A ulteriore conferma dell'inammissibile grado di manipolazione
che connota il quesito referendario sul punto vi e', poi, la
considerazione che la delega, ancorche' parzialmente abrogata,
dovrebbe rimanere utilizzabile - come affermato dalla difesa degli
stessi promotori - anche a seguito dell'entrata in vigore della legge
costituzionale che riduce il numero dei parlamentari, alla quale era
destinata a dare attuazione, ed essere cosi' oggetto di un duplice e
contestuale esercizio, dopo lo svolgimento del referendum
costituzionale e di quello abrogativo qui all'esame. Al che si
aggiunge la possibilita' che i due referendum si svolgano in tempi
diversi, come potrebbe avvenire, ad esempio, nel caso in cui il
referendum abrogativo dovesse essere rinviato per intervenuto
scioglimento anticipato delle Camere in applicazione di quanto
previsto all'art. 34, secondo comma, della legge n. 352 del 1970. Nel
qual caso la delega stessa risulterebbe esaurita, e non piu'
utilizzabile, all'atto dello svolgimento del referendum abrogativo.

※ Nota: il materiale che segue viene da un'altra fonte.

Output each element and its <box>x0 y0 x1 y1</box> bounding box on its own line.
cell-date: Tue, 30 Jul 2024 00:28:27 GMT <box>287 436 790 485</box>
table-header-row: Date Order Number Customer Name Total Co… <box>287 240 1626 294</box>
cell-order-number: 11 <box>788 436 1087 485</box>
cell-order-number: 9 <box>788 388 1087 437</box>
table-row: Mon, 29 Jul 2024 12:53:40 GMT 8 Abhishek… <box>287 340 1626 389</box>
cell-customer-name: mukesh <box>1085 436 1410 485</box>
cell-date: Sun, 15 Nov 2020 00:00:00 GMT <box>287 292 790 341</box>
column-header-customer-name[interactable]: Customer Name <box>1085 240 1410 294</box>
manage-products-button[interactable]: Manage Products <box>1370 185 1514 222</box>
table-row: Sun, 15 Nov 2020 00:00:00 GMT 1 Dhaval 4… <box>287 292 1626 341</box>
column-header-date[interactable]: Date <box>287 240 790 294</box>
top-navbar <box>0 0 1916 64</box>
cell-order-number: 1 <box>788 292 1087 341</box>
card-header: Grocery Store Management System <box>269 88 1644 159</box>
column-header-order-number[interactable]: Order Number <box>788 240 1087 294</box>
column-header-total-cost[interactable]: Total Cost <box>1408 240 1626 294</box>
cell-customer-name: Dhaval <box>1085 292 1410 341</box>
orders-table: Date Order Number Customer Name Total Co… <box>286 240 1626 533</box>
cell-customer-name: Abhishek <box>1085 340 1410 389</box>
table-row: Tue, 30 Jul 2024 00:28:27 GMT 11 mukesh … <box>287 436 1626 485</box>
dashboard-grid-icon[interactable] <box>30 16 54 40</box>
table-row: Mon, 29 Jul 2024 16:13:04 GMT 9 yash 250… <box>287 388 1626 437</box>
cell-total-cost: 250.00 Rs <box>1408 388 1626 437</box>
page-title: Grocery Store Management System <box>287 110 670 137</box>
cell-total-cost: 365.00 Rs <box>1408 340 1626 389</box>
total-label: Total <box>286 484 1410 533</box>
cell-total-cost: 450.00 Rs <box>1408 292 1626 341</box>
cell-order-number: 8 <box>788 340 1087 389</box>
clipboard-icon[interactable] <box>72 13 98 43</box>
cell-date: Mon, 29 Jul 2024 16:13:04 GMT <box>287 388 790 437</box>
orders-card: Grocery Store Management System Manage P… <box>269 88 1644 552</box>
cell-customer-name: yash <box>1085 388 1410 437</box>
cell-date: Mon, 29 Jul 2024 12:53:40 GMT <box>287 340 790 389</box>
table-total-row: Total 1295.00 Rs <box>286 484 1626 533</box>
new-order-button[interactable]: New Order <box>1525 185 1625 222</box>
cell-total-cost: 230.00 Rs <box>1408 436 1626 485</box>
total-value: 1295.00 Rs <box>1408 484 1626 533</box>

L'unicita' del quesito referendario e la sua stessa matrice
razionalmente unitaria impediscono a questa Corte di scindere la
valutazione di ammissibilita' della parte del quesito relativa alla
norma di delega da quella relativa alle altre parti, con la
conseguenza che sul quesito stesso deve essere formulato un giudizio
unitario.
7.3.- Per le ragioni anzidette deve ritenersi dunque che
l'eccessiva manipolativita' del quesito referendario, nella parte in
cui investe la delega di cui all'art. 3 della legge n. 51 del 2019,
e' incompatibile con la natura abrogativa dell'istituto del
referendum previsto all'art. 75 Cost., cio' che ne determina
l'inammissibilita'.
8.- Deve essere, infine, dichiarata manifestamente inammissibile
anche l'eccezione di illegittimita' costituzionale sollevata dai
Consigli regionali promotori in riferimento all'art. 37, terzo comma,
secondo periodo, della legge n. 352 del 1970 per difetto di
rilevanza. L'eccezione investiva, infatti, il citato art. 37
nell'ipotesi in cui la Corte avesse ritenuto inammissibile la
richiesta referendaria per difetto del carattere di
auto-applicativita' della normativa di risulta. L'aver escluso
l'ammissibilita' del referendum per una diversa ragione rende,
quindi, priva di rilievo l'eccepita questione di legittimita'
costituzionale.
per questi motivi
LA CORTE COSTITUZIONALE
dichiara inammissibile la richiesta di referendum in epigrafe,
dichiarata legittima con ordinanza del 20 novembre 2019, pronunciata
dall'Ufficio centrale per il referendum, costituito presso la Corte
di cassazione.
Cosi' deciso in Roma, nella sede della Corte costituzionale,
Palazzo della Consulta, il 16 gennaio 2020.
F.to:
Marta CARTABIA, Presidente
Daria de PRETIS, Redattore
Roberto MILANA, Cancelliere
Depositata in Cancelleria il 31 gennaio 2020.